Násser continuaba aspirando al liderazgo de los árabes, basándose en su política antiisraelí. En 1965 fue elegido presidente por otro mandato de seis años —tras presentarse a unas elecciones en que no había oposición—. Mantuvo lazos especialmente estrechos con Siria, y organizó la oposición contra los gobiernos árabes que intentaban adherirse a una postura moderada respecto de Israel y de Occidente. Inició incluso una larga, brutal y desdichada guerra contra sus parientes árabes del Yemen, en el suroeste de Arabia.

Finalmente, en 1967, consideró llegado el momento ideal. Movilizó a sus tropas, a las que concentró en la frontera con Israel, cerró la entrada sur del mar Rojo para impedir la navegación a los israelíes, y se alió con Jordania, vecino oriental de Israel. Esperaba poder empujar a Israel a atacar y después aplastar al «agresor» por el simple peso del número y de las armas.

Násser sólo vio cumplidas la mitad de sus esperanzas. Incitó a Israel a atacar el 5 de junio. Y por tercera vez, los israelíes infligieron una humillante derrota a Egipto (y también a Jordania y a Siria). Pasados seis días toda la península del Sinaí estaba en manos de Israel y sus fuerzas ocupaban la orilla oriental del canal de Suez.

Y ésta es la situación hoy en día[6]. Egipto, todavía tremendamente pobre, tiene una población de treinta millones de habitantes. El Cairo tiene ya tres millones. Es la mayor ciudad de África y una de las diez mayores ciudades del mundo. Egipto puede, con todo, desempeñar todavía un gran papel en el mundo si logra resolver sus problemas internos.

Para resolverlos, sin embargo, deberá llegar a algún tipo de acuerdo con Israel.
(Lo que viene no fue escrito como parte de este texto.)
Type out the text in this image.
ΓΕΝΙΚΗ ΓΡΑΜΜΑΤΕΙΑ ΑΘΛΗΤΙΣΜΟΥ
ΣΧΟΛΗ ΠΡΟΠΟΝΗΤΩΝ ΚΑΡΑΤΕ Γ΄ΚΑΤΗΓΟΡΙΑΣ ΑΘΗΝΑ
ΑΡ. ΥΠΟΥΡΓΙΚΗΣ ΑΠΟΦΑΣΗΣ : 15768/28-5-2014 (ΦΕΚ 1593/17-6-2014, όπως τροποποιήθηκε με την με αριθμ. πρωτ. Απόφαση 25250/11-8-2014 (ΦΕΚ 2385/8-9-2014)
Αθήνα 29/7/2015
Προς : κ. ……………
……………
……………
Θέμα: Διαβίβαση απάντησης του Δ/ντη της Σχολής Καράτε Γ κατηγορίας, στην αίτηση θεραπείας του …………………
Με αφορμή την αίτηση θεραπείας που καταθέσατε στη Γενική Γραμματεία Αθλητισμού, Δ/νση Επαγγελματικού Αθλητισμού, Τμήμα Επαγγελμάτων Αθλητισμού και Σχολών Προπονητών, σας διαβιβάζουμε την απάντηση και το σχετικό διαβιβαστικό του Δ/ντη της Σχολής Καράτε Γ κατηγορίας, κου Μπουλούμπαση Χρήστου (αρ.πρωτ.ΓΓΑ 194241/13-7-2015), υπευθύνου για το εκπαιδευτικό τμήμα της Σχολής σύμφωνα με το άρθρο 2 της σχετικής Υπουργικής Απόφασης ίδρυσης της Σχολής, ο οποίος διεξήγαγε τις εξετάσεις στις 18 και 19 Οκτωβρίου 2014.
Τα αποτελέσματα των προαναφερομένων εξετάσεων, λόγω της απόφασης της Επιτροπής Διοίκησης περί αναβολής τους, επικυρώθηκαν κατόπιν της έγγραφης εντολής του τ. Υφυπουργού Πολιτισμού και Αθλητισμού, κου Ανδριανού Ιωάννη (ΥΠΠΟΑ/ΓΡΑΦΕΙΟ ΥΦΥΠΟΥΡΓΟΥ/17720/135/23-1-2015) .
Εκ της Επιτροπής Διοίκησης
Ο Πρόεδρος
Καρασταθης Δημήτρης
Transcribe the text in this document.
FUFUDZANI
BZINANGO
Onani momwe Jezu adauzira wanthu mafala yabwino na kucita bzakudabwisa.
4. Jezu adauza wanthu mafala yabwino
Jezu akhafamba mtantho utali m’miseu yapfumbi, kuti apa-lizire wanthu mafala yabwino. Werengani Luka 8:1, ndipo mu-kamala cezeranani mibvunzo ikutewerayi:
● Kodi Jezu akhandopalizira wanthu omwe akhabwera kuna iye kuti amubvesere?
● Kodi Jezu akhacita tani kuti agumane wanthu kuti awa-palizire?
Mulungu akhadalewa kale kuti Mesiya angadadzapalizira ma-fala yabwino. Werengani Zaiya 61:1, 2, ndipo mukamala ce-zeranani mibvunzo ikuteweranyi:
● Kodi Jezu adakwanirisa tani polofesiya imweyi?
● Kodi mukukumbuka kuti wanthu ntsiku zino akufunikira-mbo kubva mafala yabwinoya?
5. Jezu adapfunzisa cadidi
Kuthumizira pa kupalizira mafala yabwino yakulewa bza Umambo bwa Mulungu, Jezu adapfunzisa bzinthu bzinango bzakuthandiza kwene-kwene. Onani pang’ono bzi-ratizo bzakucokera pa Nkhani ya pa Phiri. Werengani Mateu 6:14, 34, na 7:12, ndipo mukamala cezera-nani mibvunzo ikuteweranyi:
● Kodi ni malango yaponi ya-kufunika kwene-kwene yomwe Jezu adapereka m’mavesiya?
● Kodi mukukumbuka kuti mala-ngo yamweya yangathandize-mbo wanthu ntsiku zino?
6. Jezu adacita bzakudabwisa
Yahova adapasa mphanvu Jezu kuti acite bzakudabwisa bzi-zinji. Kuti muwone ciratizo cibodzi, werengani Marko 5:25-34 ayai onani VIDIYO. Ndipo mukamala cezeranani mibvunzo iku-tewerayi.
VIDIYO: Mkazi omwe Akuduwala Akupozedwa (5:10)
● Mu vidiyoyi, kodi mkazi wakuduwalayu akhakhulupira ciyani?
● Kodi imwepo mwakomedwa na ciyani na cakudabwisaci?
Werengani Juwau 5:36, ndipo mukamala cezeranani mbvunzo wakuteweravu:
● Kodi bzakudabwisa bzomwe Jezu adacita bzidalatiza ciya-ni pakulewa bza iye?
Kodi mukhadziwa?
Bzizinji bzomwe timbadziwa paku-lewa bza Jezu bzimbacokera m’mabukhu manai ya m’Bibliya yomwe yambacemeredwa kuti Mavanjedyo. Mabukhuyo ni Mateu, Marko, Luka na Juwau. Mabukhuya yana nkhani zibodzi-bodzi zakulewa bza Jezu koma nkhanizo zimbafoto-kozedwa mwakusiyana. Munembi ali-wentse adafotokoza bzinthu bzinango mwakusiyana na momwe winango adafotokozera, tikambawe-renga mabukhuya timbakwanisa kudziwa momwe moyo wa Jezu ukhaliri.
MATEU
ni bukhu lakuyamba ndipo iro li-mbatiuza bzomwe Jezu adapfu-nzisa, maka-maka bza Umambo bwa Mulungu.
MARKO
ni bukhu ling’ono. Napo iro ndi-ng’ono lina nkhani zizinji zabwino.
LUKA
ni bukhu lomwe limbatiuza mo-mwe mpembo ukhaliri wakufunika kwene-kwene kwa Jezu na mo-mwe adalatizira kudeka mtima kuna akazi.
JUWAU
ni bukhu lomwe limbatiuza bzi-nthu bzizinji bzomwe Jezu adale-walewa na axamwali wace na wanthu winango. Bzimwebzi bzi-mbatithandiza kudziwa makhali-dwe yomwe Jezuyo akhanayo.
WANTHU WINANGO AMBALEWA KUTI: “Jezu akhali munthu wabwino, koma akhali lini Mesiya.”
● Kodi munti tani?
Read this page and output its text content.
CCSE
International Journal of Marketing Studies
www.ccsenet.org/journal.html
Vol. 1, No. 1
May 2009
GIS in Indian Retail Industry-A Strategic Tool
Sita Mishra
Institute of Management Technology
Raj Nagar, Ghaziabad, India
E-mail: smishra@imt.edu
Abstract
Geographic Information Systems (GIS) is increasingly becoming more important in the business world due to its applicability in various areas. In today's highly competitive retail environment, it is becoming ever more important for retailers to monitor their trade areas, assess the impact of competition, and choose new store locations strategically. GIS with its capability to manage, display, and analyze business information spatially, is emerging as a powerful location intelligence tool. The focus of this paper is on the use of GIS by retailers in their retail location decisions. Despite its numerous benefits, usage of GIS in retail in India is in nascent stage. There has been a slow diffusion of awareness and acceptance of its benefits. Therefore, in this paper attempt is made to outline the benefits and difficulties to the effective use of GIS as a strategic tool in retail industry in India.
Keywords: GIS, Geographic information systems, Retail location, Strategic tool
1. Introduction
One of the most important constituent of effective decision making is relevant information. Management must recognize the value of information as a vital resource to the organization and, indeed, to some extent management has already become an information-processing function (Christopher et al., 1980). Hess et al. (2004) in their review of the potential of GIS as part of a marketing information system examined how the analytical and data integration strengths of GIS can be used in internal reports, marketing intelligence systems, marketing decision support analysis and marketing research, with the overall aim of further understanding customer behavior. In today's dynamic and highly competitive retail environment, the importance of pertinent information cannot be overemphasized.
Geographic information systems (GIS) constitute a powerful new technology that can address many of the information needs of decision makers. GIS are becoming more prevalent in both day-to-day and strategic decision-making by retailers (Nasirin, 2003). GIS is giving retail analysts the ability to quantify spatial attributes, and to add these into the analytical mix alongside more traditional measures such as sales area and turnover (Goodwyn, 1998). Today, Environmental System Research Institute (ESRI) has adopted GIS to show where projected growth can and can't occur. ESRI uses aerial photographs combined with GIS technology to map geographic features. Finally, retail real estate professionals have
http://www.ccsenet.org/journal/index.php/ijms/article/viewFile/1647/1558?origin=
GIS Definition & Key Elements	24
No puede seguir basando todos sus actos en un perpetuo estado de guerra con Israel, guerra que, evidentemente, no puede ganar, mientras su pueblo se hunde cada vez más profundamente en la miseria.

Aun así, habrá que esperar todavía mucho tiempo antes de que el Próximo Oriente deje de ser un peón de la política mundial en el enfrentamiento entre las dos grandes potencias, la Unión Soviética y Estados Unidos. En el mundo de hoy, ¿puede haber paz en algún lugar hasta que no la haya en todas partes?